This is such an unusual book – I finished it and started it all over again immediately.
Small, 212 pages, and a nice sized book to hold in your hands. On the brightly colored cover, a dog – a Harlequin Great Dane, which looks like a cross between a Great Dane and a Dalmatian because of the spots.
The Friend – who is the title character? Many friends, most unnamed, and the nameless main character, in a first person narrative, seems to be talking about them, to them, and talking to the dog, wishing it could talk back.
Early on is a memorial service for an author/professor who our narrator knew well – she was one of his students, and a lover, despite the characters of Wife One, Wife Two and Wife Three.
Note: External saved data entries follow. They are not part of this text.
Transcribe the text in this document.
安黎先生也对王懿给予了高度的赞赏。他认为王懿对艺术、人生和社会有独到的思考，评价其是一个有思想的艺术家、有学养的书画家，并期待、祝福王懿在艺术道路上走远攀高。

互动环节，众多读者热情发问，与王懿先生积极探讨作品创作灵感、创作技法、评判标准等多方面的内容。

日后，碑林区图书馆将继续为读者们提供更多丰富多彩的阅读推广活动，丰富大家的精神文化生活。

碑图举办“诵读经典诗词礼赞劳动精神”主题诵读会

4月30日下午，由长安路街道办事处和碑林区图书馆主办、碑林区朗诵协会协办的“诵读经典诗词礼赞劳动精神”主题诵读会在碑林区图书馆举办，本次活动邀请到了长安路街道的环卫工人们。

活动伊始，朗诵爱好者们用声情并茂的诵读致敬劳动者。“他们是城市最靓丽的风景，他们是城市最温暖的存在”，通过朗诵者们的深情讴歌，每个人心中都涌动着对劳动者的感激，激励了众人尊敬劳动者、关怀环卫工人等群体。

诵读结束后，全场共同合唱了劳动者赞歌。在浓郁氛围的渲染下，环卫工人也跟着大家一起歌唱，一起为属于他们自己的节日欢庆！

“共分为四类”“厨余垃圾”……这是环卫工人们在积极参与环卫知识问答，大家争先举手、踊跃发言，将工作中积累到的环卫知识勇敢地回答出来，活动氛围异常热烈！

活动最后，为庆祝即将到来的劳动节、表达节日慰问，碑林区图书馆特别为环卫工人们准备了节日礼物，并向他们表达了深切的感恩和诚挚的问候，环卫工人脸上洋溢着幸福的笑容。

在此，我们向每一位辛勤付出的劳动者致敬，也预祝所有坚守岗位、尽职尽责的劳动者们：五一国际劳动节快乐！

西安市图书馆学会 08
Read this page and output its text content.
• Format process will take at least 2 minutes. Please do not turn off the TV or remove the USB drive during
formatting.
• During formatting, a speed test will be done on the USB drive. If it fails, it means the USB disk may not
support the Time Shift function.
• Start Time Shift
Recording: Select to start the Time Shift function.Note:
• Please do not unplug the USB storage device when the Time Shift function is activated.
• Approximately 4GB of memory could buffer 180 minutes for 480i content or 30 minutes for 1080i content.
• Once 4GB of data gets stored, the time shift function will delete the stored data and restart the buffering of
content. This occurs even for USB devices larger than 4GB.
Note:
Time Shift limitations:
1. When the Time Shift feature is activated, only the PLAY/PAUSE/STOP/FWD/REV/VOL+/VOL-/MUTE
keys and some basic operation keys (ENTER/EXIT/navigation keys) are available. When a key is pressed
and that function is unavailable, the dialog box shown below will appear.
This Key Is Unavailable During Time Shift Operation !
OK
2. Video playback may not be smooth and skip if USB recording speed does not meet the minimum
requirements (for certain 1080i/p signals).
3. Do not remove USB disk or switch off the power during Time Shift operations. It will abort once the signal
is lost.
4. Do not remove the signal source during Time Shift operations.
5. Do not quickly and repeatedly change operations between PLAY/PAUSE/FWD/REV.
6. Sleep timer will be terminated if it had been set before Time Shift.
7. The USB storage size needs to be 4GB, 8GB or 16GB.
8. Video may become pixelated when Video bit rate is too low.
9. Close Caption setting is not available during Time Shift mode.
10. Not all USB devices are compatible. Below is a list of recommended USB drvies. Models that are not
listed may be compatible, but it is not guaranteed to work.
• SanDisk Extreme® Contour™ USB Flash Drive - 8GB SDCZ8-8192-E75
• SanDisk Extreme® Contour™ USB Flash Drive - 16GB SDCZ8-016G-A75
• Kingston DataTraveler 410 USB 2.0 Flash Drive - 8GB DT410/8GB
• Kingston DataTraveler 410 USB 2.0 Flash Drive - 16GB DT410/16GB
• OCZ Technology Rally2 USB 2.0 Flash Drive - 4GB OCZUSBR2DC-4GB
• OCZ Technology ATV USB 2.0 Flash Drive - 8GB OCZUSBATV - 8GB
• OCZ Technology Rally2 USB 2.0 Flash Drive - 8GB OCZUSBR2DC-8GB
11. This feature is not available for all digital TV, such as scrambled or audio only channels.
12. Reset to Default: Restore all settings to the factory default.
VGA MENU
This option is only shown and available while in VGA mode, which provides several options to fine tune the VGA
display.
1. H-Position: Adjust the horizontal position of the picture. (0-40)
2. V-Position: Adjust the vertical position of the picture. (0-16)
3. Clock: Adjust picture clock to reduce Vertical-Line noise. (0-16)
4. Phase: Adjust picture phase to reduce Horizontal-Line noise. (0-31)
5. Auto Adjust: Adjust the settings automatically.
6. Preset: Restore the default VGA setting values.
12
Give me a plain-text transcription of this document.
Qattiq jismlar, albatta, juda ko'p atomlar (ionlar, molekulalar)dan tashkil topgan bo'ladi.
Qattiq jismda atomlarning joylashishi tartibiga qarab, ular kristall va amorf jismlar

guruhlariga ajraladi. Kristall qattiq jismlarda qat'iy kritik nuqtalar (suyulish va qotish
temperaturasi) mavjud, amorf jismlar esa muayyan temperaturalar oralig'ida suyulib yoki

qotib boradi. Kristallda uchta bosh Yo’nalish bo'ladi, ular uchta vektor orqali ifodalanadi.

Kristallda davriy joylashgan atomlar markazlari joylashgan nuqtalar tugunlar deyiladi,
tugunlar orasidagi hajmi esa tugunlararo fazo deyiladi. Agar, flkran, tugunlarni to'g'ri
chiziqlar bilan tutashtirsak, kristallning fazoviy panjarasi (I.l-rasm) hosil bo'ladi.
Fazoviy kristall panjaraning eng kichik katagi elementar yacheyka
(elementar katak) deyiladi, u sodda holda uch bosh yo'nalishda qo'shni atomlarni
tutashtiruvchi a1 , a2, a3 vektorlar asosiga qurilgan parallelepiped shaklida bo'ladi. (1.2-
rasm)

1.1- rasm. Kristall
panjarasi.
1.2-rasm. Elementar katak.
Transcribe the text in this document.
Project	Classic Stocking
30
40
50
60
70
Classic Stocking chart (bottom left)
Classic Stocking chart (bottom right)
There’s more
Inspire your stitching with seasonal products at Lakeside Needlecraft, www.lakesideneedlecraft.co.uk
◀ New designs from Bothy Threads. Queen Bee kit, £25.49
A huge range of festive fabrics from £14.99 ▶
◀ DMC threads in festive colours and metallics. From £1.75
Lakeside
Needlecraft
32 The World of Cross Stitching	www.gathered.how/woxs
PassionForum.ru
The deceased committed suicide and suicide is much talked about and wondered about in The Friend. (Somehow I did not find that depressing or grim.)
Our narrator is also a writer, though not very successful it seems. She is serving as a writing mentor for women recovering from trauma, which she is urged to use as the basis of a book. Literary references abound; when talking about a subject, our narrator quotes literary greats, which I found fascinating. The future of writing, of fiction, of books is pondered, and has kept me thinking.
The book is told mostly in dialogue; interior, written, in person.
There are many friends in the book, mostly unnamed, except notably for the Great Dane Apollo, a posthumous “gift” from the suicide author/professor. This gift of a 180 pound dog does not fit well into a rent controlled 500 square foot Manhattan apartment which forbids pets, though “love will find a way.”
Heller McAlpin, reviewing for NPR, sums this book up as follows. “Nunez deftly turns this potentially mawkish story into a penetrating, moving meditation on loss, comfort, memory, what it means to be a writer today, and various forms of love and friendship.”
I agree! I can’t wait to read this for the second time, and I know it will be an interesting book club discussion!